Prawn, scallop and pork shumai

  • Minced spring onions, for garnish
  • Savoy cabbage, for lining the steamer, optional
  • Rapeseed oil, for brushing the steamer
  • For the Filling
  • 100g frozen peas
  • 1 (280g) package round wonton wrappers (about 40 to 50 wrappers per package)
  • 1/2 lemon, juiced
  • 2 tsp cornflour
  • Sea salt and freshly ground black pepper
  • 2 egg whites, whipped
  • 1 tbsp sesame oil
  • 2 tsp rice wine vinegar
  • 2 tbsp minced shallots
  • 2 tbsp minced fresh coriander leaves
  • 2 tbsp minced fresh ginger
  • 225g pork mince
  • 225g bay scallops
  • 225g medium prawns , shelled and deveined
  • Serving suggestion: soy sauce or dipping sauces of your choice

Serves: about 40 shumai

1) To make the filling: Combine the prawns, scallops, pork, ginger, coriander, shallots, vinegar, sesame oil and egg whites in a food processor. Season with salt and pepper, add the cornflour and lemon juice and pulse to combine-- I like my fillings to have a little texture. (Alternatively chop the prawns and scallops finely then add the pork, ginger, coriander and vinegar and chop together. Transfer the mixture to a bowl and rapidly mix in the vinegar, sesame oil, egg whites, seasoning, cornflour and lemon juice.)

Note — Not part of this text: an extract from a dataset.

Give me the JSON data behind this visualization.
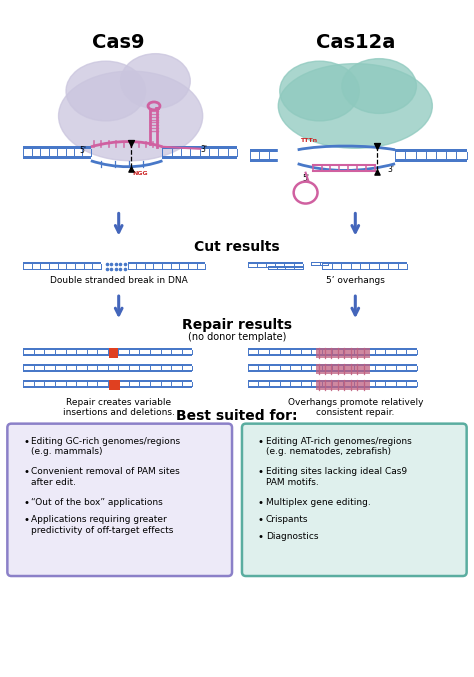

2) To make the shumai: Hold a wonton wrapper in your hand. Spoon 1 tablespoon of the filling into the center of the wrapper (rinse the spoon in cold water so the filling doesn't stick). Gather the edges of the wrapper up around the filling and squeeze the sides together with your fingers forming a little pleated cup. (The sides will naturally pleat, leaving the filling slightly exposed.) Tap the dumpling on the table so the bottom is flat and it stands upright then set aside on a baking sheet. Repeat with the remaining wrappers and filling. Top each shumai with a pea. (You can freeze any leftover filling.)

3) Lightly oil the bottom of a bamboo steamer then line it with the cabbage leaves. Stand the dumplings in the steamer in a single layer taking care that they don't touch one another. (A 10-inch steamer will accommodate 12 shumai). Bring about 2 inches of water to a boil in a wok. Set the bamboo steamer in the wok, cover it with the bamboo lid and steam until the shumai feel firm, 10 to 12 minutes. Serve the shumai immediately garnished with green onions and accompanied by soy sauce or dipping sauces of your choice.